Additional resources

  • For the vGPU mediated devices to work properly on the assigned VMs, NVIDIA vGPU guest software licensing needs to be set up for the VMs. For further information and instructions, see the NVIDIA virtual GPU software documentation.

12.2. Removing NVIDIA vGPU devices

To change the configuration of assigned vGPU mediated devices, the existing devices have to be removed from the assigned VMs. For instructions, see below:

Procedure

  • To remove a mediated vGPU device, use the following command when the device is inactive, and replace uuid with the UUID of the device, for example 30820a6f-b1a5-4503-91ca-0c10ba58692a:

    # echo 1 > /sys/bus/mdev/devices/uuid/remove

    Note that attempting to remove a vGPU device that is currently in use by a VM triggers the following error:

    echo: write error: Device or resource busy

12.3. Obtaining NVIDIA vGPU information about your system

To evaluate the capabilities of the vGPU features available to you, you can obtain additional information about mediated devices on your system, such as how many mediated devices of a given type can be created.

Procedure

  • Use the virsh nodedev-list --cap mdev_types and virsh nodedev-dumpxml commands.

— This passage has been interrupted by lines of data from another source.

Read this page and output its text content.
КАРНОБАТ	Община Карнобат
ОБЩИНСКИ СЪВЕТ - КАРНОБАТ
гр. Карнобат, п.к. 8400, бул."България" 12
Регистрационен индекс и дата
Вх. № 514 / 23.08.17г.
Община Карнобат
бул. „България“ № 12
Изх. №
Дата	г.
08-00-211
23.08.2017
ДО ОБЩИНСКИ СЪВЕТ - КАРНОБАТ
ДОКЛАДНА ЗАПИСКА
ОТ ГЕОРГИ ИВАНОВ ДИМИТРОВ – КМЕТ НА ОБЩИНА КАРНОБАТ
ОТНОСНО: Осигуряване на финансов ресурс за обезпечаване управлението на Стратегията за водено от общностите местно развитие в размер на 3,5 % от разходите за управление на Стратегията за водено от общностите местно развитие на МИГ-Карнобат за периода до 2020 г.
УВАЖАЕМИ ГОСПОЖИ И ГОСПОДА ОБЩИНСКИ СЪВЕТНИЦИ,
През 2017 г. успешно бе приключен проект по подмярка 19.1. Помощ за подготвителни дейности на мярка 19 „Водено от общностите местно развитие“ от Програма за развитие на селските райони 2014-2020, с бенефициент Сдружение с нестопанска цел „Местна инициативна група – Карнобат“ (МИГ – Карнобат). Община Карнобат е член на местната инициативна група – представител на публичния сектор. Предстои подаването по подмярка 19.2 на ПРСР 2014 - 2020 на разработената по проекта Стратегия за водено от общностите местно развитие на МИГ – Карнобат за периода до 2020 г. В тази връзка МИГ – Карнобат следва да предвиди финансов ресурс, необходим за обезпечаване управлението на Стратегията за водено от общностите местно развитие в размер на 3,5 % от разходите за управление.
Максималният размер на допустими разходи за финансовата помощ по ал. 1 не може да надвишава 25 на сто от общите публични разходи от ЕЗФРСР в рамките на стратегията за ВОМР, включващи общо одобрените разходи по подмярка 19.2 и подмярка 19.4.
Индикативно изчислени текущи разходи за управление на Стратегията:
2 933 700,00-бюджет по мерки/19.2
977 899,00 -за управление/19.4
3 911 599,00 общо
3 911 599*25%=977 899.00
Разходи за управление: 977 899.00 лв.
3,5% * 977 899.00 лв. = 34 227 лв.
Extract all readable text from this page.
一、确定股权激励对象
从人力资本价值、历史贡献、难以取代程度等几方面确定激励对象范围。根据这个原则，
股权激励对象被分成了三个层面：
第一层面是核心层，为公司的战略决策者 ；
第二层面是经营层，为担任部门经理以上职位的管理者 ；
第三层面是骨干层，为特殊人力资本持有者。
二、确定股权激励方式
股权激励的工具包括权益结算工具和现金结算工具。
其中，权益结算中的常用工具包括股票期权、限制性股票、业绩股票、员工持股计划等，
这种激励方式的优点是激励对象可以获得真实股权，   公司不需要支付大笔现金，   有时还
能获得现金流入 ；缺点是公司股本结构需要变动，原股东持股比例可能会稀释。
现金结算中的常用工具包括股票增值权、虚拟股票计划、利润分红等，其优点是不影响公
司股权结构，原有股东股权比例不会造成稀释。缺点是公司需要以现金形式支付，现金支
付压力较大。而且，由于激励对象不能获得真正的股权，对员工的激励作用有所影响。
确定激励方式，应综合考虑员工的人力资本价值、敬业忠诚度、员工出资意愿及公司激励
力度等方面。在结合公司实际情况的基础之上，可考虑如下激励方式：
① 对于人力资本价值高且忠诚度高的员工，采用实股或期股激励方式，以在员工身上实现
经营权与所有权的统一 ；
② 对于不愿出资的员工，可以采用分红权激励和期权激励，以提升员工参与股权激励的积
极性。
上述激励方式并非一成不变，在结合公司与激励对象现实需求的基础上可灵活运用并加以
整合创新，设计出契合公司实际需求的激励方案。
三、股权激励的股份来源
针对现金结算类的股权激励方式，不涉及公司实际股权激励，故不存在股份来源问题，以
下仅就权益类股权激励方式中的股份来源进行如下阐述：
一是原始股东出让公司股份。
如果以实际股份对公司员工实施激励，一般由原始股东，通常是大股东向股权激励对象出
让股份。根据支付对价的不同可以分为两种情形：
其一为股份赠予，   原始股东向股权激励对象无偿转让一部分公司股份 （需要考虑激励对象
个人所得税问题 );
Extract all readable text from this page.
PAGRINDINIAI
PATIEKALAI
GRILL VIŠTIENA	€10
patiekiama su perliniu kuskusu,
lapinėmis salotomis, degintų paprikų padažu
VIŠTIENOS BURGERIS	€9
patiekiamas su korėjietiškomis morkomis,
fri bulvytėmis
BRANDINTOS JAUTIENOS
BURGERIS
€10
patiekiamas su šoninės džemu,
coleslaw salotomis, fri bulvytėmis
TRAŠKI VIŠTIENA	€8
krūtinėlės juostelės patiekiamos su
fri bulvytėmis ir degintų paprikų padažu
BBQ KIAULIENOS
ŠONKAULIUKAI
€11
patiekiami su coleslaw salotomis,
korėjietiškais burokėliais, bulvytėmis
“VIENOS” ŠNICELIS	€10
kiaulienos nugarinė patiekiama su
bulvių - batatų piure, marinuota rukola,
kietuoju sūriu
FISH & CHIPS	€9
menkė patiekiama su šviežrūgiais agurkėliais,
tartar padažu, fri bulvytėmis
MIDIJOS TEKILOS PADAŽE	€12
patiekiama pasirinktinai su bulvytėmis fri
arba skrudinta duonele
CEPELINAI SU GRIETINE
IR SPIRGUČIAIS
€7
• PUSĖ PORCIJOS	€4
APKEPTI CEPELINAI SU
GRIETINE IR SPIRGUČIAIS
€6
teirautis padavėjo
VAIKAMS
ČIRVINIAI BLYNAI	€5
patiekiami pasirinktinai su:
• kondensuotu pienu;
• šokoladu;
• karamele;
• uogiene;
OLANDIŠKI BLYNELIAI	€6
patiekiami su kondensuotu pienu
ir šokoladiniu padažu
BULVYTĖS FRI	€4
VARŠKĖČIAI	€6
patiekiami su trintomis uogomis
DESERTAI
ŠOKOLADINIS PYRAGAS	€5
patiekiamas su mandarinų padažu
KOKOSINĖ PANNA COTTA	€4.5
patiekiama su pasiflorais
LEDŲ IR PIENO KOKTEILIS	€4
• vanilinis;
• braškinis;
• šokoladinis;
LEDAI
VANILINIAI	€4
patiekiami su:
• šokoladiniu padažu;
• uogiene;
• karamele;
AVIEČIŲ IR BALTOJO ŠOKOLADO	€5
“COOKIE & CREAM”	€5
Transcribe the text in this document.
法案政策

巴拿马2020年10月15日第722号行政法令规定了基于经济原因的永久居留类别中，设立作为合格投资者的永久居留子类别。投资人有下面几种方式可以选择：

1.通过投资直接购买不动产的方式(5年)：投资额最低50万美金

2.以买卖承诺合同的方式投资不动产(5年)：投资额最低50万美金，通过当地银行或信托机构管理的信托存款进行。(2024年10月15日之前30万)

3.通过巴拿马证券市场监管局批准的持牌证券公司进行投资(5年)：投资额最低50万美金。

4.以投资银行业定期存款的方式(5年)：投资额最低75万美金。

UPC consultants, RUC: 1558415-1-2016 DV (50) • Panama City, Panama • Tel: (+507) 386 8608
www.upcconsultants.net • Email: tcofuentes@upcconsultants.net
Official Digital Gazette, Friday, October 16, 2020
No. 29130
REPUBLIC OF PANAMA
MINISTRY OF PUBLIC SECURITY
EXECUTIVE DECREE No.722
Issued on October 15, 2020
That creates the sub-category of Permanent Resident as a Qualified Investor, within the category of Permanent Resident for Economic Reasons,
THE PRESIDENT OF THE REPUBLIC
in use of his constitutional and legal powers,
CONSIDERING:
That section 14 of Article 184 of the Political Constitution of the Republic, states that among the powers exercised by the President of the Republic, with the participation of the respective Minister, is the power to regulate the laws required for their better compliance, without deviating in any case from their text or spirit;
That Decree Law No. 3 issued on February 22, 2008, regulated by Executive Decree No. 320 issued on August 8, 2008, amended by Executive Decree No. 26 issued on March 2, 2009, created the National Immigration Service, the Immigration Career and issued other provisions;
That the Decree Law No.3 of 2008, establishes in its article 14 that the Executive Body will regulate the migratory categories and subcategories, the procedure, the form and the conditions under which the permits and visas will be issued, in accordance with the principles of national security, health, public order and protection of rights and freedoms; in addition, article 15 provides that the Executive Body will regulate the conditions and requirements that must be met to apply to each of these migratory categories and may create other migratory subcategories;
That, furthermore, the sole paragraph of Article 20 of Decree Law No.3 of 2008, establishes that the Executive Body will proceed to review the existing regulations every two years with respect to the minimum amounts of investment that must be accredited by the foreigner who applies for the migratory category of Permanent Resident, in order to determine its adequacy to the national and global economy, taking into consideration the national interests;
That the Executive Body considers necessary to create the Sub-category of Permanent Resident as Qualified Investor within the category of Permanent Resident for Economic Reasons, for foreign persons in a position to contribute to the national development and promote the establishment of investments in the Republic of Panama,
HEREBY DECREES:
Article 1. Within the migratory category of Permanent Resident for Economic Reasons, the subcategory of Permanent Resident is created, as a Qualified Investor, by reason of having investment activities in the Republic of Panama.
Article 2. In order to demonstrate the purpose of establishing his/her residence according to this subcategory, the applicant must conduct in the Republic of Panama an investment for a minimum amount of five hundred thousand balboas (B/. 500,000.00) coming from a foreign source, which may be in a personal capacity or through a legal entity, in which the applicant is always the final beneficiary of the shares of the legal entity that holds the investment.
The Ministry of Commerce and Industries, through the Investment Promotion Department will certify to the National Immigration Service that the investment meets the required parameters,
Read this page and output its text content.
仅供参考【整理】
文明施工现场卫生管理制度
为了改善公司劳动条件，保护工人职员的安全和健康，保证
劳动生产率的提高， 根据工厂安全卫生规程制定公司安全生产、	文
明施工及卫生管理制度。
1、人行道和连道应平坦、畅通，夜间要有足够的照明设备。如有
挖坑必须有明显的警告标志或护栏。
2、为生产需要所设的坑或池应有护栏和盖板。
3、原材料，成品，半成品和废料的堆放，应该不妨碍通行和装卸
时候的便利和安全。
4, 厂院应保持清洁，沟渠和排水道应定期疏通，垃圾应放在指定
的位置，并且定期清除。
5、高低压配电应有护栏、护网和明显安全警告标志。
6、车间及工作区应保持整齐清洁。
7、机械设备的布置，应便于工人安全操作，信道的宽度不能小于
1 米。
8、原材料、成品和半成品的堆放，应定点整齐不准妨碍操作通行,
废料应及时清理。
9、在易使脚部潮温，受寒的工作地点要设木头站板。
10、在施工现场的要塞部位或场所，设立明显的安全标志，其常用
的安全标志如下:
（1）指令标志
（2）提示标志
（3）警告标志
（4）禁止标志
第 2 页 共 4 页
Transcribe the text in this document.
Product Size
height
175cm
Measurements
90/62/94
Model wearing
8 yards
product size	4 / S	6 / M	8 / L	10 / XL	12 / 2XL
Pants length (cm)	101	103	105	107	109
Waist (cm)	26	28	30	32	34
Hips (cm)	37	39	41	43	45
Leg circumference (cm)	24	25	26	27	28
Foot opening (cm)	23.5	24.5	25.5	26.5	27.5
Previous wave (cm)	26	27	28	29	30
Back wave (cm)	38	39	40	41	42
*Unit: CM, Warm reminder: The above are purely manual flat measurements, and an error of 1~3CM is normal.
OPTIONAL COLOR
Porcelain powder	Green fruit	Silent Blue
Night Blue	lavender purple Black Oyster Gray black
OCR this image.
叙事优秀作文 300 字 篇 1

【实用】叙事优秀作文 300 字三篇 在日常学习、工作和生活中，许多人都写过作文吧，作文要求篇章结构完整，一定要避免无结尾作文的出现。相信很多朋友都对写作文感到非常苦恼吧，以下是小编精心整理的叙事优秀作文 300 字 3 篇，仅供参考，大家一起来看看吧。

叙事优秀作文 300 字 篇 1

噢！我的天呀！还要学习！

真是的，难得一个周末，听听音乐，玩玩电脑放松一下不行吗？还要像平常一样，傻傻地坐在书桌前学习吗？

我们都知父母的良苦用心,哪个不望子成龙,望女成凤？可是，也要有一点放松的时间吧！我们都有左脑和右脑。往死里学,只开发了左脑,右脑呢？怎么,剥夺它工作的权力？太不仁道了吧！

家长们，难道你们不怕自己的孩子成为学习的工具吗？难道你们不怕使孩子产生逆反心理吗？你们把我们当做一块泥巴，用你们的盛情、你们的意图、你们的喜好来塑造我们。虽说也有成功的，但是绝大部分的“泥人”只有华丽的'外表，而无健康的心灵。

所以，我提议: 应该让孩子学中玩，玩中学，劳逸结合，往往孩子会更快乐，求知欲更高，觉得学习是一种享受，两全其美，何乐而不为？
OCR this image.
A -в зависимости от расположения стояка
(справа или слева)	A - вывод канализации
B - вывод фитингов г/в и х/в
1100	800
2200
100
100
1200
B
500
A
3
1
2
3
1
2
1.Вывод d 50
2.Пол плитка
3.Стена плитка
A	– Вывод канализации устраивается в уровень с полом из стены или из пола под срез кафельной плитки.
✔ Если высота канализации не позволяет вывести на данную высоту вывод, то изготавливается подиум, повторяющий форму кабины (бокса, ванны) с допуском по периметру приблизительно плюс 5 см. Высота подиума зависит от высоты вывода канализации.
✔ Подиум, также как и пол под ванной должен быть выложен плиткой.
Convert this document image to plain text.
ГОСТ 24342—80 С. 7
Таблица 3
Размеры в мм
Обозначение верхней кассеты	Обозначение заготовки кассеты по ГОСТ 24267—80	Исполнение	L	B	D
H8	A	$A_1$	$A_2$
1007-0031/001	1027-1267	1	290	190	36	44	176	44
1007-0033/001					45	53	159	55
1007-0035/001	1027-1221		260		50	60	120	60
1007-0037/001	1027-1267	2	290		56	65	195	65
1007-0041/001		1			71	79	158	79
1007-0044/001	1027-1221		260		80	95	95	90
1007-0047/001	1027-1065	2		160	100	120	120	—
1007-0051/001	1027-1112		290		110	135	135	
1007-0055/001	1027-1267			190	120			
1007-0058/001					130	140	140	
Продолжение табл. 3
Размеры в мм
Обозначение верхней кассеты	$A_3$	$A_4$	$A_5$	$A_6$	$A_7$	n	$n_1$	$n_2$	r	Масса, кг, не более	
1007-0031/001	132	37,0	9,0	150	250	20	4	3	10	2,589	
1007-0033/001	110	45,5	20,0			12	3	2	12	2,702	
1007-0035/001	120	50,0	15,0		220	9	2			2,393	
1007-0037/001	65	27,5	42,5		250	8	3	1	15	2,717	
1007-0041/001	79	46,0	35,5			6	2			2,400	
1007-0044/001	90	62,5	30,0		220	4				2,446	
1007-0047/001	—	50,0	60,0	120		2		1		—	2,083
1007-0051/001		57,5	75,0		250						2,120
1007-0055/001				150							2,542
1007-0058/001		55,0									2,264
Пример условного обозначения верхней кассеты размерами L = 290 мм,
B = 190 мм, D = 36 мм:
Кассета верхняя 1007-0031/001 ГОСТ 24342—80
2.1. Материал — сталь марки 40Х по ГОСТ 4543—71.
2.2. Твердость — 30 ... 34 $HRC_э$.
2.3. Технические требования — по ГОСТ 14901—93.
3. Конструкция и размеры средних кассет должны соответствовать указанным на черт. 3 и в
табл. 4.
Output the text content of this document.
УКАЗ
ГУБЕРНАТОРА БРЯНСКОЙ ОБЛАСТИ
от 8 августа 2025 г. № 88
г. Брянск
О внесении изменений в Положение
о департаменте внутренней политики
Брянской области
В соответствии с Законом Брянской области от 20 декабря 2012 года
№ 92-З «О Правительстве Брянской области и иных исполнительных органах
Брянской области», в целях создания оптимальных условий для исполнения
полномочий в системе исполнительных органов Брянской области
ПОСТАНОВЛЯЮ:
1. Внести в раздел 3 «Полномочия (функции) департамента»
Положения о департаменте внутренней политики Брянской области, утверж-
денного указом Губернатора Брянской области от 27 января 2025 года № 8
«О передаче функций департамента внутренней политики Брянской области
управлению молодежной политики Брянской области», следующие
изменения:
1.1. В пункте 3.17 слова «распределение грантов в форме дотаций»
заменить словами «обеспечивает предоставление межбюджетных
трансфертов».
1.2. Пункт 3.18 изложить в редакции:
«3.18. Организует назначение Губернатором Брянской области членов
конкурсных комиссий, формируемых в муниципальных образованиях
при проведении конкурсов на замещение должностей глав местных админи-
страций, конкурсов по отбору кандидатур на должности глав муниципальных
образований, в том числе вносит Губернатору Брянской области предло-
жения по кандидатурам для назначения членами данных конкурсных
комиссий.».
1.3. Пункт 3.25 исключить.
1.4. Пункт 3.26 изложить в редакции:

    For example, the following output shows available vGPU types if you are using a physical Tesla P4 card:

    $ virsh nodedev-list --cap mdev_types
    pci_0000_01_00_0
    $ virsh nodedev-dumpxml pci_0000_01_00_0
    <...>
      <capability type='mdev_types'>
        <type id='nvidia-70'>
          <name>GRID P4-8A</name>
          <deviceAPI>vfio-pci</deviceAPI>
          <availableInstances>1</availableInstances>
        </type>
        <type id='nvidia-69'>
          <name>GRID P4-4A</name>
          <deviceAPI>vfio-pci</deviceAPI>
          <availableInstances>2</availableInstances>
        </type>
        <type id='nvidia-67'>
          <name>GRID P4-1A</name>
          <deviceAPI>vfio-pci</deviceAPI>
          <availableInstances>8</availableInstances>
        </type>
        <type id='nvidia-65'>
          <name>GRID P4-4Q</name>
          <deviceAPI>vfio-pci</deviceAPI>
          <availableInstances>2</availableInstances>
        </type>
        <type id='nvidia-63'>
          <name>GRID P4-1Q</name>
          <deviceAPI>vfio-pci</deviceAPI>
          <availableInstances>8</availableInstances>
        </type>
        <type id='nvidia-71'>
          <name>GRID P4-1B</name>
          <deviceAPI>vfio-pci</deviceAPI>
          <availableInstances>8</availableInstances>
        </type>
        <type id='nvidia-68'>
          <name>GRID P4-2A</name>
          <deviceAPI>vfio-pci</deviceAPI>
          <availableInstances>4</availableInstances>
        </type>
        <type id='nvidia-66'>
          <name>GRID P4-8Q</name>
          <deviceAPI>vfio-pci</deviceAPI>
          <availableInstances>1</availableInstances>
        </type>
        <type id='nvidia-64'>
          <name>GRID P4-2Q</name>
          <deviceAPI>vfio-pci</deviceAPI>
          <availableInstances>4</availableInstances>
        </type>
      </capability>
    </...>

12.4. Remote desktop streaming services for NVIDIA vGPU

The following remote desktop streaming services have been successfully tested for use with the NVIDIA vGPU feature in RHEL 8 hosts:

  • HP-RGS - Note that it is currently not possible to use HP-RGS with RHEL 8 VMs.
  • Mechdyne TGX - Note that it is currently not possible to use Mechdyne TGX with Windows Server 2016 VMs.
  • NICE DCV - When using this streaming service, Red Hat recommends using fixed resolution settings, as using dynamic resolution in some cases results in a black screen. In addition, it is currently not possible to use NICE DCV with RHEL 8 VMs.